The tabarruk usually consists of food items like biryani, khamiri roti, kebab rolls, milk, fruit juices; bakery items like plain cakes, buns, rolls, samosas, patties and pastries, various breads, rice-based meals; sweet meats, fresh and dried fruit, and of course the famous trademark sheermal, haleem and khichra — there is no bar on the variety of tabarruk.

 

The increasing demand for Muharram tabarruk creates an annual surge of income for the food industry. Restaurateur Sheeraz Manzar of Wamesh Cafe, says, “The motive of distributing tabarruk is there since long time and the culture that peaked during the Nawabi era is still very much there. We get orders a day before usually but as in Covid time the number of people attending are restricted. The bulk orders have reduced for the time being but still we get orders in high numbers mainly for snack stuff like chicken and aloo samosa and packed noodles.”

 

Zaheer Agha, who runs a kitchen and catering service in his name, says, “Definitely the business goes up as people are not allowed to invite more than 50 people to the majalis. So, many send the packed tabarruk to the homes of acquaintances.

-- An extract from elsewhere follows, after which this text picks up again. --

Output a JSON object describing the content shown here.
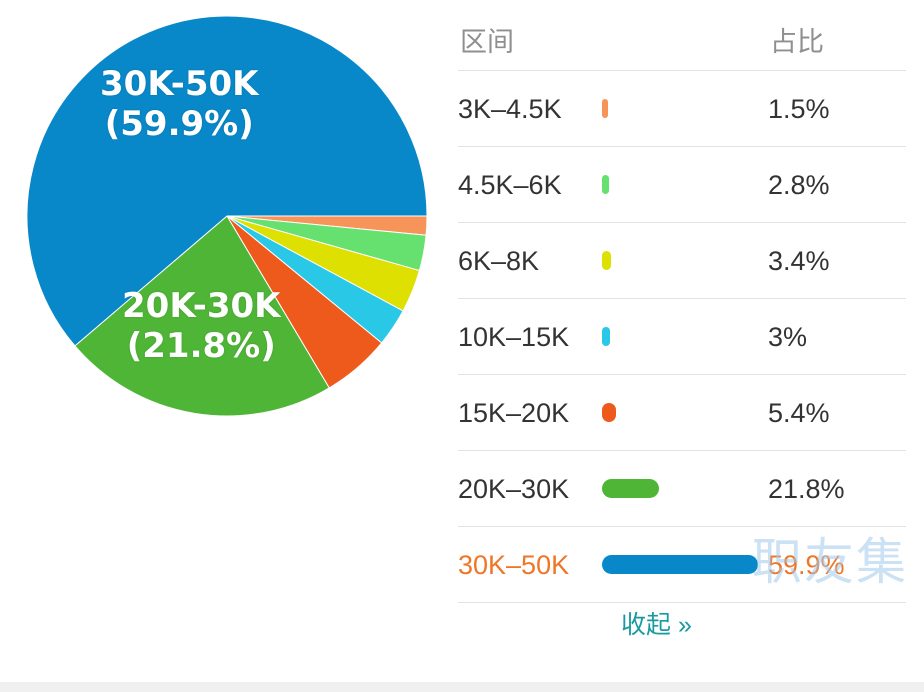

I usually get to prepare meals of nihari, roti, sheermal kebab, biryaani or zafrani sheermal with kheer in the food packet as a meal for two or four.”

 

Tabarruk can be in any form but preferably it should be food items, says Maulana Zaidi. “Today people also distribute crockery, utensils, soft drink cans, tazbis, namaz mat but food stuff is the choicest of the lot because it enables us to propagate and inculcate the ritual of giving among the younger generation,” he adds.

 

Tabarruk or sacred offerings consists of typically easy-to-carry packets of food items that are distributed among thousands of azadaars or mourners of Hazrat Imam Hussain (a.s), as part of Muharram ritual, that continues for two months and 18 days.